Itim Group is making strong  progress and trading ahead of expectations, the SaaS-based technology firm said Friday. Unaudited gains were made across the year to end December, but the same can’t be said for its boardroom: its chairman Michael Jackson is stepping down with immediate effect.

Itim Group

The business, which enables store-based retailers to optimise their ops to improve financial performance, saw revenues rise to £17.9 million from £16.1 million as a result of new contract wins and extensions.

The best bit was that core earnings (EBITDA) for the year are expected to leap 260%, “significantly ahead of expectations”,  to £2.5 million from £0.7 million in fiscal 2023. Pre-tax profit of £175,000 was also ahead of market expectations, reversing a loss in 2023 of £1.1 million.

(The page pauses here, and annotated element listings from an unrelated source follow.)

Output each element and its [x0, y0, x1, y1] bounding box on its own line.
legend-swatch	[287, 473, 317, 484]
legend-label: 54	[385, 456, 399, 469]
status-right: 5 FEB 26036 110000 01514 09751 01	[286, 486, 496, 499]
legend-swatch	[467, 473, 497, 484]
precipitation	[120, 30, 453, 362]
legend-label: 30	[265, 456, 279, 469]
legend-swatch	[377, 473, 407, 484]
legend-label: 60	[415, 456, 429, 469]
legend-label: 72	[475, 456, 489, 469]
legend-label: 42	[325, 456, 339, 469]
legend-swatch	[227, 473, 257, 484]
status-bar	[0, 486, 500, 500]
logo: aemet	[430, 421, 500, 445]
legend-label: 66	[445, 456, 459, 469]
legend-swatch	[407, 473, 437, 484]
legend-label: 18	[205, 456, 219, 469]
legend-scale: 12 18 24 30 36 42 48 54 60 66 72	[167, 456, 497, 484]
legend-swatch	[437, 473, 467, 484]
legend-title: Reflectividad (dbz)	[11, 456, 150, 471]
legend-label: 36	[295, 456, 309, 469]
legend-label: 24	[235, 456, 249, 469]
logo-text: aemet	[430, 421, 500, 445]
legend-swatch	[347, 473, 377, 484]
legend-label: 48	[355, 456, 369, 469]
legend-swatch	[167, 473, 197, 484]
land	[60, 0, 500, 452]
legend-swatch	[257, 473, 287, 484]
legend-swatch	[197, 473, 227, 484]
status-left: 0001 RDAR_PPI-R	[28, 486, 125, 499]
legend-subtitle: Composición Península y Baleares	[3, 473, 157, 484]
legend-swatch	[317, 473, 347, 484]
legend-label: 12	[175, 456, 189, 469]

The group ended the year with a doubled cash balance of £3.8 million,  againsignificantly ahead of market expectations.

Meranwhile, Jackson has stepped down from the board after 10 years as chairman. No reason was given for his departure, but CEO Ali Athar said he had taken Itim through its IPO, and had built “the foundations for the next stage of growth.”
 
Athar added: “We are proud to report numbers that are significantly ahead of market expectations. This achievement is a testament to the dedication and hard work of our team, as well as the value we continue to deliver to our customers. 

“The cost efficiencies we offer in the retail industry have driven increased demand for our products, reinforcing our position as a trusted partner in the sector. While we remain mindful of the broader market backdrop and potential challenges ahead, we are confident in our strategy, our momentum, and the long-term prospects of the business.”